The Biden administration will announce as soon as Wednesday that it will send about 30 M1 Abrams tanks to Ukraine, despite hesitations over the advanced battle tank's service and training needs, The Wall Street Journal and other news organizations reported Tuesday evening. Germany, which privately insisted that the U.S. commit to sending Abrams tanks to Ukraine before it agreed to allow its Leopard 2 tanks to be transferred, will reportedly sign off on those deliveries Wednesday as well.
Ukraine has been asking for modern Western battle tanks for months, and "NATO allies, including the United States, have agreed the heavy armor is needed, particularly as they step up training of Ukrainian forces to perform 'combined arms' maneuvers" to push through "entrenched Russian forces" in southern and eastern Ukraine, The Washington Post reports. Abrams tanks are considered the world's most powerful, but the Leopard 2 tanks are on par and have other advantages. Both are superior to the Soviet-era tanks both Ukraine and Russia have been using in battle.
The U.S. and other NATO countries favored sending Leopard tanks, because there are about 2,000 of them stationed in Europe, and they are seen as easier to maintain. Germany said it did not want only German tanks battling Russian forces, but agreed that the Abrams did not have to arrive at the same time as the Leopards. The Abrams tanks "are expected to be ordered from manufacturers, rather than transferred from existing U.S. stocks, and the main usefulness in announcing them now appeared designed to break a logjam with the Germans," the Post adds. The U.S. tanks won't arrive in Ukraine for months, if not years.

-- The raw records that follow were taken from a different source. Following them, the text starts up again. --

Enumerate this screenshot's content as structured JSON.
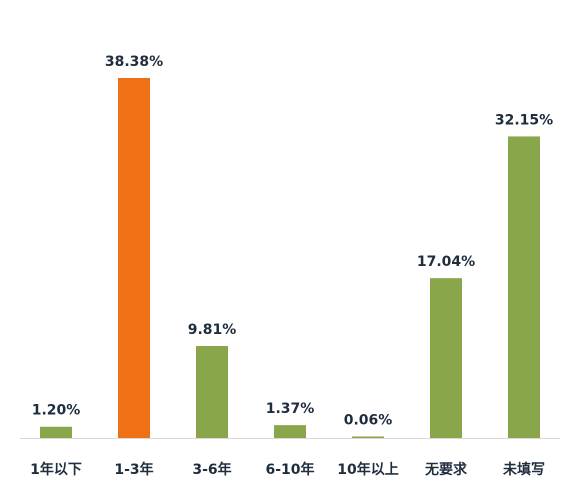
{
  "chart_data": {
    "type": "bar",
    "categories": [
      "1年以下",
      "1-3年",
      "3-6年",
      "6-10年",
      "10年以上",
      "无要求",
      "未填写"
    ],
    "values": [
      1.2,
      38.38,
      9.81,
      1.37,
      0.06,
      17.04,
      32.15
    ],
    "value_labels": [
      "1.20%",
      "38.38%",
      "9.81%",
      "1.37%",
      "0.06%",
      "17.04%",
      "32.15%"
    ],
    "bar_colors": [
      "#8aa64a",
      "#f07016",
      "#8aa64a",
      "#8aa64a",
      "#8aa64a",
      "#8aa64a",
      "#8aa64a"
    ],
    "highlight_index": 1,
    "title": "",
    "xlabel": "",
    "ylabel": "",
    "ylim": [
      0,
      38.38
    ],
    "grid": false,
    "legend": "none",
    "axis_line_color": "#d9d9d9"
  }
}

The Leopard 2 tanks will arrive quicker, likely in time for springtime offensives being planned by Russia and Ukraine. Poland on Tuesday officially requested that Germany approve the transfer of 14 Polish Leopard 2 tanks to Ukraine, and a senior German politician told the Journal that "Berlin would pledge on Wednesday to provide around 14 Leopard 2 tanks to Kyiv from its stocks and approve third-party requests from other European countries." Poland and Germany say European nations could collectively send Ukraine about 100 Leopard tanks.